Читать «Путь на Олений ложок» онлайн - страница 97
Константин Андреевич Кислов
— Однако скоро пройдет… Над горами будто светлее стало, — сказал он.
— Ничего себе, светлее, — проворчал Стриж, — за два шага ничего не видно, как в парной бане.
— Э-э, это ничего… — оживленно заговорил Оспан, довольный тем, что нашлась одна добрая душа, которой надоело молчать. — Это очень даже хорошо. — Он пошарил по карманам, извлек большую закопченную трубку, сделанную из узловатого корня черемухи, и напрасно пыхтел, пытаясь зажечь мокрые спички, потом поискал в сумке, достал кресало, кремень и кусочек сухого трута. Ловко высек искру и раздул трут. Когда трубка задымила, Оспан повеселел. И другие стали закуривать.
— Это ничего… — повторил старик, глотая дым. — Тепло… А вот мы одинова с покойным братом Лукашкой попали…
Вепринцев завозился в своем углу, захлюпал ногами по раскисшей земле, прислушался.
— Зимой попали… за получкой на рудник шли, ну и захватила метель. На масленице, однако, случилось, стужа была шибко лютая. Дело шло к вечеру, идем и света белого не видим — гудит все, как в аду кипит, а снег прибывает и прибывает, идти тяжело, неловко… Братец-то у меня, упокойная головушка, бесстрашный был, отчаянный — айда вперед и все тут…
Спокойный, неторопливый рассказ Оспана отвлек внимание людей от того, что творилось за палаткой. Даже Гурий и тот ожил.
— Вроде уж с дороги сбились. Глядим — впереди что-то чернеет, самую малость, ну одна точечка… Ближе подходим — человек замерзает.
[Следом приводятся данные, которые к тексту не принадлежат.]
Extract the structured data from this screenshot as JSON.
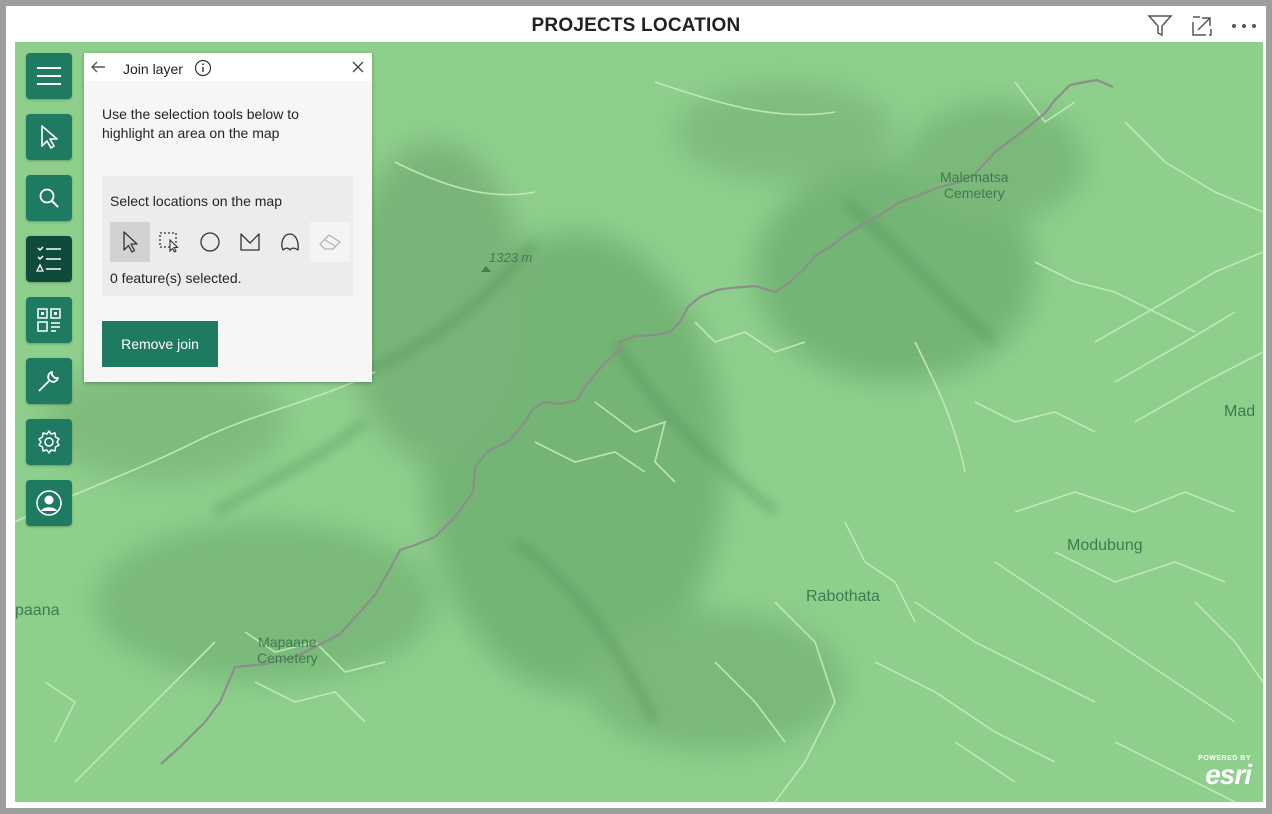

И какой человек? Мальчишка, годов пятнадцати, и книжки, конечно, при нем в узелочке. Из училища шел и сбился с дороги. Вот мы и давай его отхаживать, снегом тереть, руки-ноги этак тормошить… Да без малого час, однако, и провозились с ним, а может и больше, кто ж его знает. Закутали его, конечно, как полагается, брат снял свою лопотину и тоже на него. Взвалил его на плечи и опять айда…
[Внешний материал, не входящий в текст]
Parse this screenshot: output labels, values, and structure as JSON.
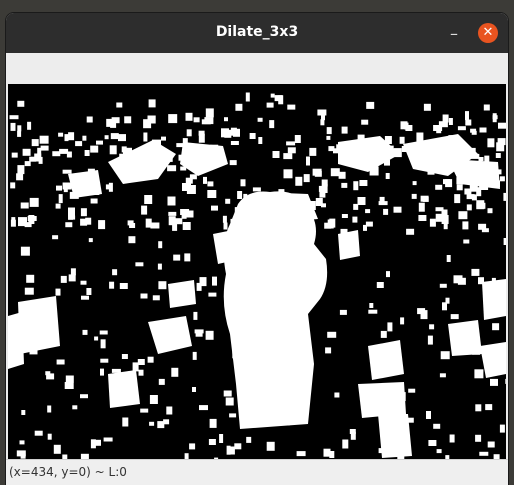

Смутное чувство раздражения так и подмывало Вепринцева, так и хотелось сказать этому старику что-то колючее, злое. «Вот дураки: сами на краю гибели и связывают себя какой-то дрянью… Пусть бы и замерзал…»
— И тащились мы, однако, всю ночь, — продолжал Оспан, временами ежась от липкой сырости. — Обморозились, обледенели, как большие сосульки, а на дорогу вышли, ногами мы ее нащупали… Да-а… тут волки кругом воют, окаянные. Лукашка два-три раза стрелит — отбегут куда-то, притихнут… Пойдем — опять будто из-под снегу появляются и за нами бегут. Табуном они страшны, шибко страшны…
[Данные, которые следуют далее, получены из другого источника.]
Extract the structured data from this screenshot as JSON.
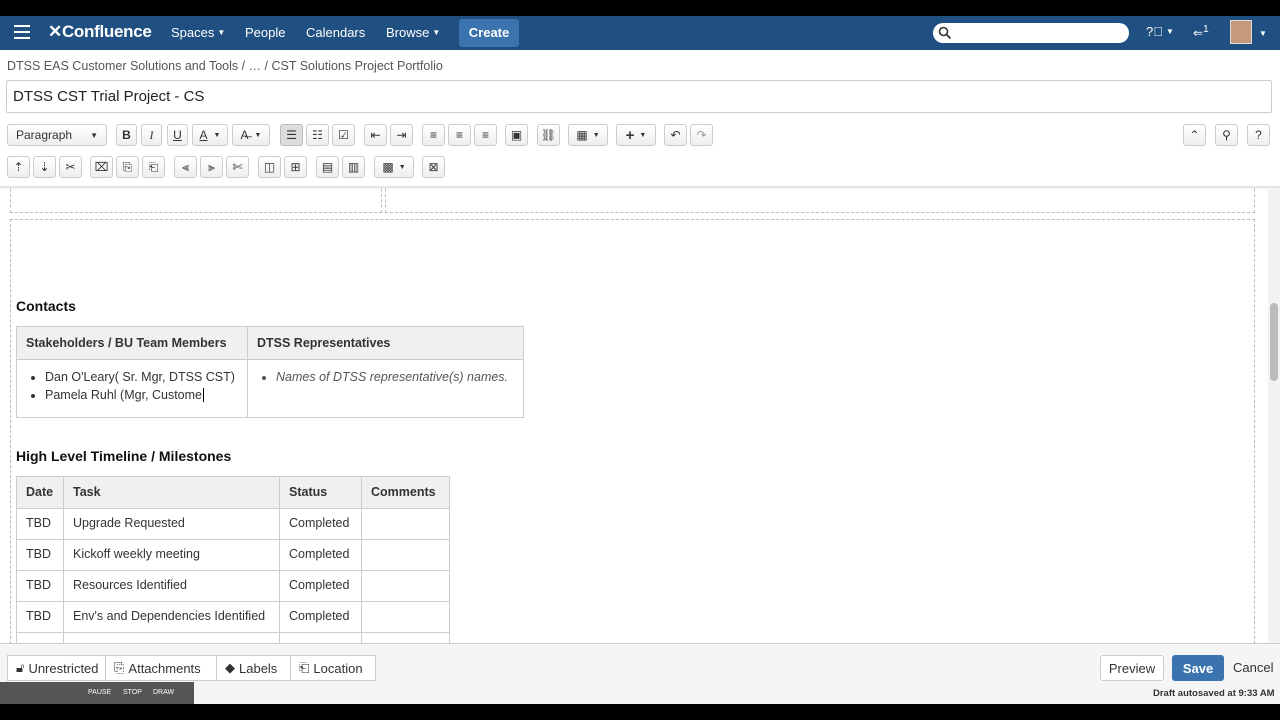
{
  "nav": {
    "logo": "Confluence",
    "items": [
      "Spaces",
      "People",
      "Calendars",
      "Browse"
    ],
    "create": "Create",
    "notif_count": "1"
  },
  "breadcrumb": "DTSS EAS Customer Solutions and Tools / … / CST Solutions Project Portfolio",
  "page_title": "DTSS CST Trial Project - CS",
  "toolbar": {
    "paragraph": "Paragraph",
    "bold": "B",
    "italic": "I",
    "underline": "U",
    "color": "A"
  },
  "contacts": {
    "heading": "Contacts",
    "col1": "Stakeholders / BU Team Members",
    "col2": "DTSS Representatives",
    "stakeholders": [
      "Dan O'Leary( Sr. Mgr, DTSS CST)",
      "Pamela Ruhl (Mgr, Custome"
    ],
    "reps": [
      "Names of DTSS representative(s) names."
    ]
  },
  "milestones": {
    "heading": "High Level Timeline / Milestones",
    "columns": [
      "Date",
      "Task",
      "Status",
      "Comments"
    ],
    "rows": [
      [
        "TBD",
        "Upgrade Requested",
        "Completed",
        ""
      ],
      [
        "TBD",
        "Kickoff weekly meeting",
        "Completed",
        ""
      ],
      [
        "TBD",
        "Resources Identified",
        "Completed",
        ""
      ],
      [
        "TBD",
        "Env's and Dependencies Identified",
        "Completed",
        ""
      ]
    ]
  },
  "footer": {
    "restrictions": "Unrestricted",
    "attachments": "Attachments",
    "labels": "Labels",
    "location": "Location",
    "preview": "Preview",
    "save": "Save",
    "cancel": "Cancel",
    "autosave": "Draft autosaved at 9:33 AM",
    "recorder": [
      "PAUSE",
      "STOP",
      "DRAW"
    ]
  }
}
Вепринцев, докурив сигарету, достал вторую, сквозь дым поглядел на старика, подумал: «Эх, Лукашка, Лукашка… Оказывается, и ты был не умнее других, такой же дурак…» Он продолжал глядеть на сухонькое, в мелких морщинках лицо Оспана, на редкий клинышек бороды, свисавший с острого подбородка. «Неужели и он был таким же старым сморчком, как этот…» Вепринцев из рассказов, а больше собственным воображением нарисовал такой образ таежного охотника, который никак не был похож на Оспана, представлял себе его великаном, хладнокровным, с медвежьей силой в руках, с волчьим сердцем в груди. Он рисовал его таким, каким тот был понятен ему. Он даже подумал однажды: «А что бы мне такого компаньона послал бог, с таким не пропадешь…»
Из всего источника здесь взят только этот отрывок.